Always being around photoshopped bodies and crazy skinny models affects women of all ages a lot – especially girls growing up. Women and girls are inadvertently taught that they need to have a “perfect” body, the model body, and if they don’t it’s their fault. They’re taught that they can change for the better, that they need to change, that they need to be better. While telling women this, they are also telling them that they are what they are and that they cannot change, and they’ll be stuck like that forever. This modern day cycle leads to internal blaming and stable attributions, which results in women blaming themselves for being who they are, someone they believe will never change no matter how hard they try.

Growing up looking at skinny models we believe that if we don’t look perfect we will get bullied or berated for how we look. That if we don’t look like everyone else, who we view as perfect, we feel like an outsider and have difficulty making friends, holding a conversation, and are affect even to the extent of grades and performance of any kind.

I felt like I had to try really hard to make friends, and that if I had the body everyone desired it would be easier for people to like me. I thought that if I had a flatter stomach it would make me more attractive and guys more willing to talk to me.
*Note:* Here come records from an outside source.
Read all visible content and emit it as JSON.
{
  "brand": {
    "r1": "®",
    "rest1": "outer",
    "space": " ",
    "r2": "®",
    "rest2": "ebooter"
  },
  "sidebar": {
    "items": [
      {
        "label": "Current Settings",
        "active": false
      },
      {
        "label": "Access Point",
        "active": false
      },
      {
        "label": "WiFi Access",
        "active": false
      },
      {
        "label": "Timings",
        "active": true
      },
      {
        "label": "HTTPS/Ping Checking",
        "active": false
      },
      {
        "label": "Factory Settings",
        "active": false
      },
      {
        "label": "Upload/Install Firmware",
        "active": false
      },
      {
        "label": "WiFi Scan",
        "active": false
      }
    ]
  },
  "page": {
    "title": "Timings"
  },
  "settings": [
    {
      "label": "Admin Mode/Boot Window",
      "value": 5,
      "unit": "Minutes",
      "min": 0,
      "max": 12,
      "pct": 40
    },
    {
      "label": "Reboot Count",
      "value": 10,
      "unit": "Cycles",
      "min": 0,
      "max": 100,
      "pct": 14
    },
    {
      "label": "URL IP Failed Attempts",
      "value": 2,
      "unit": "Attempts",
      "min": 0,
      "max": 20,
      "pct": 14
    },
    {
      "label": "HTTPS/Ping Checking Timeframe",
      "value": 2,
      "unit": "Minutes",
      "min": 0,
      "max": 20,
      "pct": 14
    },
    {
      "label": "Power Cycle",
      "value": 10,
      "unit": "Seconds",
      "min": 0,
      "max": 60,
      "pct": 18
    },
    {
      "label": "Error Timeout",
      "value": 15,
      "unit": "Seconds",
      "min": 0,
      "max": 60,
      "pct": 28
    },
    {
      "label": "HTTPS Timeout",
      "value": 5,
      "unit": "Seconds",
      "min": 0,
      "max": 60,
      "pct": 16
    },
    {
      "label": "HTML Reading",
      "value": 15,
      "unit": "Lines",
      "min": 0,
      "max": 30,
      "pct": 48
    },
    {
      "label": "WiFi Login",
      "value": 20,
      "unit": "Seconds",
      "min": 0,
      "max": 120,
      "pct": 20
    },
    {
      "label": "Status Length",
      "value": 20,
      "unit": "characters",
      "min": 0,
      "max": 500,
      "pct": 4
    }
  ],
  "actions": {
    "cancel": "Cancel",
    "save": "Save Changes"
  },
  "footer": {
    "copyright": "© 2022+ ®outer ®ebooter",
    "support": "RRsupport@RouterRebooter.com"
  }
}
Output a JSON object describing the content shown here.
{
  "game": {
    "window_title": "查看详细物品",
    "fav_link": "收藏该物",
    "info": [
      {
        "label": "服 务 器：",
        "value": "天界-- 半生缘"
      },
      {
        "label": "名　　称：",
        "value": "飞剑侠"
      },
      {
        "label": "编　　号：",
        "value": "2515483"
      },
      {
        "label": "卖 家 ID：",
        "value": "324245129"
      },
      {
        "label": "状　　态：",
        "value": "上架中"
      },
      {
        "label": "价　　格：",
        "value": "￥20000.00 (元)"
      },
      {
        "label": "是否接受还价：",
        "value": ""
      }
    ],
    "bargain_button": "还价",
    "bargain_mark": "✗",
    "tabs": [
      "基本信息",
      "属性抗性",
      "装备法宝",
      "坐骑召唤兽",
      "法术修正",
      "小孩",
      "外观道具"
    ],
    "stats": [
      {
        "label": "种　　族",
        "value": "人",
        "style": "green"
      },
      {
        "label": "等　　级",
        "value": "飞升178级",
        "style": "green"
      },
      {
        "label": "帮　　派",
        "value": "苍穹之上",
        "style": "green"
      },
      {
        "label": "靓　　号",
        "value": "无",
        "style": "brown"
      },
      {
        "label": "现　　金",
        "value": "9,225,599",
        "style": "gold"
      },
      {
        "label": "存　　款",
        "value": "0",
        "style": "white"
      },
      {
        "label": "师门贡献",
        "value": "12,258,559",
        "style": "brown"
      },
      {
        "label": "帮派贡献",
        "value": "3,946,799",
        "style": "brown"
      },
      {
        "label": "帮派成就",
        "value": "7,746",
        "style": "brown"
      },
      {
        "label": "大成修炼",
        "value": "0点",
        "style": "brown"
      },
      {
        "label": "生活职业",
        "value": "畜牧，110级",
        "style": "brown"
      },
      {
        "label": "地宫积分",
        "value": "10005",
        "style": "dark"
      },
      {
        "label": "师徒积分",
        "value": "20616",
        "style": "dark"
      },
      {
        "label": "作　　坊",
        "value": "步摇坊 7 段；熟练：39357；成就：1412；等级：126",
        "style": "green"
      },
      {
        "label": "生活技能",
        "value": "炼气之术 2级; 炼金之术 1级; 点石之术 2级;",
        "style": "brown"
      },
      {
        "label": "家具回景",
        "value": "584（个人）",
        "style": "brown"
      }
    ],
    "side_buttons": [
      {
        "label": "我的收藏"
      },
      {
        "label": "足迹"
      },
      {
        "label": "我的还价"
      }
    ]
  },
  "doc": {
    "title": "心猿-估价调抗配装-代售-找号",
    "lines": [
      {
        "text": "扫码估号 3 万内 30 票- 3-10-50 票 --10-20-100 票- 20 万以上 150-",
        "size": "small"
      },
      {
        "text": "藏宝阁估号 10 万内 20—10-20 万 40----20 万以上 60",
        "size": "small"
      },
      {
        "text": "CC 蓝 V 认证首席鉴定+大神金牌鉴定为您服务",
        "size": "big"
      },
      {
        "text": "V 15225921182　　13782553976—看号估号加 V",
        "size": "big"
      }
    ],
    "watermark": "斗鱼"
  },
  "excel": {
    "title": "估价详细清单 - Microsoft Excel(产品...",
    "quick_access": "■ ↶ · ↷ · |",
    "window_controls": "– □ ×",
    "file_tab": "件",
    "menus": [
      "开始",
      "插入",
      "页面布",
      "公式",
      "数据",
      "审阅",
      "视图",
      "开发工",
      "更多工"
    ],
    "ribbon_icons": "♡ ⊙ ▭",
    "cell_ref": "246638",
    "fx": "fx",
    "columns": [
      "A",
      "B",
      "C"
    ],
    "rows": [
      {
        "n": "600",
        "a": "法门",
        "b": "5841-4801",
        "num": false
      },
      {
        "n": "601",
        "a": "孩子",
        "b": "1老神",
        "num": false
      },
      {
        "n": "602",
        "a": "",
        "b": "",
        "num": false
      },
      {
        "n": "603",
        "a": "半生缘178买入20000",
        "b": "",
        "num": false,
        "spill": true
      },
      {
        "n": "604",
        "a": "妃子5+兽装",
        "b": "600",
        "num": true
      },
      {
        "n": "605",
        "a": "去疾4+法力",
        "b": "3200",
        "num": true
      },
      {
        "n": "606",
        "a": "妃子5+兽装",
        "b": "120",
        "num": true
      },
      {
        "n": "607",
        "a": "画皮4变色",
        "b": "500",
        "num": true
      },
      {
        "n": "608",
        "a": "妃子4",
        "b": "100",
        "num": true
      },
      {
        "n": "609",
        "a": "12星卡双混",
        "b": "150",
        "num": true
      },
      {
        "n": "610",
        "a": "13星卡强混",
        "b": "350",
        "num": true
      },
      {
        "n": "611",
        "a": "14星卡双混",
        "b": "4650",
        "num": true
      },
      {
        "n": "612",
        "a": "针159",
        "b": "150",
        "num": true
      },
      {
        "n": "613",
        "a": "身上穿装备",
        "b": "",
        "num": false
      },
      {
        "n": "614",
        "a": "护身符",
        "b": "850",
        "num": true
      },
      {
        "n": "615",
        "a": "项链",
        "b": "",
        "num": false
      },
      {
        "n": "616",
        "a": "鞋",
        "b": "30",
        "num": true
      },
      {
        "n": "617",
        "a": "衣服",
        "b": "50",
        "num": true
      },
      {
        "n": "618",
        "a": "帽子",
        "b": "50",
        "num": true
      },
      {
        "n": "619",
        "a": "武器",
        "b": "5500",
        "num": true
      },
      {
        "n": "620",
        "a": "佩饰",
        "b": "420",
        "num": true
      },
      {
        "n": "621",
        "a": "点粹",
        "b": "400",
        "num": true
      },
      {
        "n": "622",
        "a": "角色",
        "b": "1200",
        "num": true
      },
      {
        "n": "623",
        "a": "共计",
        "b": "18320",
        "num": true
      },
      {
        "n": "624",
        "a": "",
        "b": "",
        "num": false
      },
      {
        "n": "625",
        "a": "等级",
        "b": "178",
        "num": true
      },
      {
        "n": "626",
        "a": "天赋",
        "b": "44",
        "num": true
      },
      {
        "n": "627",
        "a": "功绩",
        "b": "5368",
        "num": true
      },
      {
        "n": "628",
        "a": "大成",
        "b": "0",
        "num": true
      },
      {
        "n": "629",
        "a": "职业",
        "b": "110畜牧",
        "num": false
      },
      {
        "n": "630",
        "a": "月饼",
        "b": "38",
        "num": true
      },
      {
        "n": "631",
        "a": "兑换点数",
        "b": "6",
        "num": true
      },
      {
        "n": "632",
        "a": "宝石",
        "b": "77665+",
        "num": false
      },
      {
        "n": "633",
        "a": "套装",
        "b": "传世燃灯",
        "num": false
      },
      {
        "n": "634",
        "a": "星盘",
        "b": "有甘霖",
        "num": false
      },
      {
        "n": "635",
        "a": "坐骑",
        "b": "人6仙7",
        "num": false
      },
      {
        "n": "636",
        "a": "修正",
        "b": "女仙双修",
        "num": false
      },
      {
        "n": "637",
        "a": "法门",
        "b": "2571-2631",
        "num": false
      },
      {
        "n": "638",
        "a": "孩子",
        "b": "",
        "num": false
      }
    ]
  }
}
I believed the attention girls my age were getting was because of their “perfect” bodies so if I had a flat stomach I would get more attention.

There was a point I was really close to being as skinny as I wanted to be. I got to the point where I lost five pounds of stomach fat in less than a week. The change in my body was just because I’d been training more and eating healthier, but it didn’t feel right. I felt excited that I had actually achieved my personal goal, but frankly it felt kind of disgusting. Growing up as a chubby child, I had always dreamed of having a flat stomach, as I saw my friends had. I always felt like the pudgy one of any group of friends. But once I got my dream stomach, it was unnerving.

It wasn’t natural, and even though technically I had inadvertently achieved what I’ve always wanted since I was a pudgy little kid, I didn’t want it because it didn’t feel like me. I didn’t feel like that was something that made me feel good, even if I looked good.

Even though I hadn’t come to my goal I had by unhealthy means, such a flat stomach made me feel unhealthy because I associated such a drastic change in body type with an eating disorder. I knew that getting a certain type of body wouldn’t make me happy, but the message actually hit home when I realized that, especially if you idealize something so much, once you get what you’ve been wishing for it’s not all it’s cracked up to be.

Of course, some people actually have a “perfect body” naturally because that’s how they’re built. But for the vast majority who don’t just know that achieving the perfect model body won’t necessarily make you happy, but I can only speak for myself.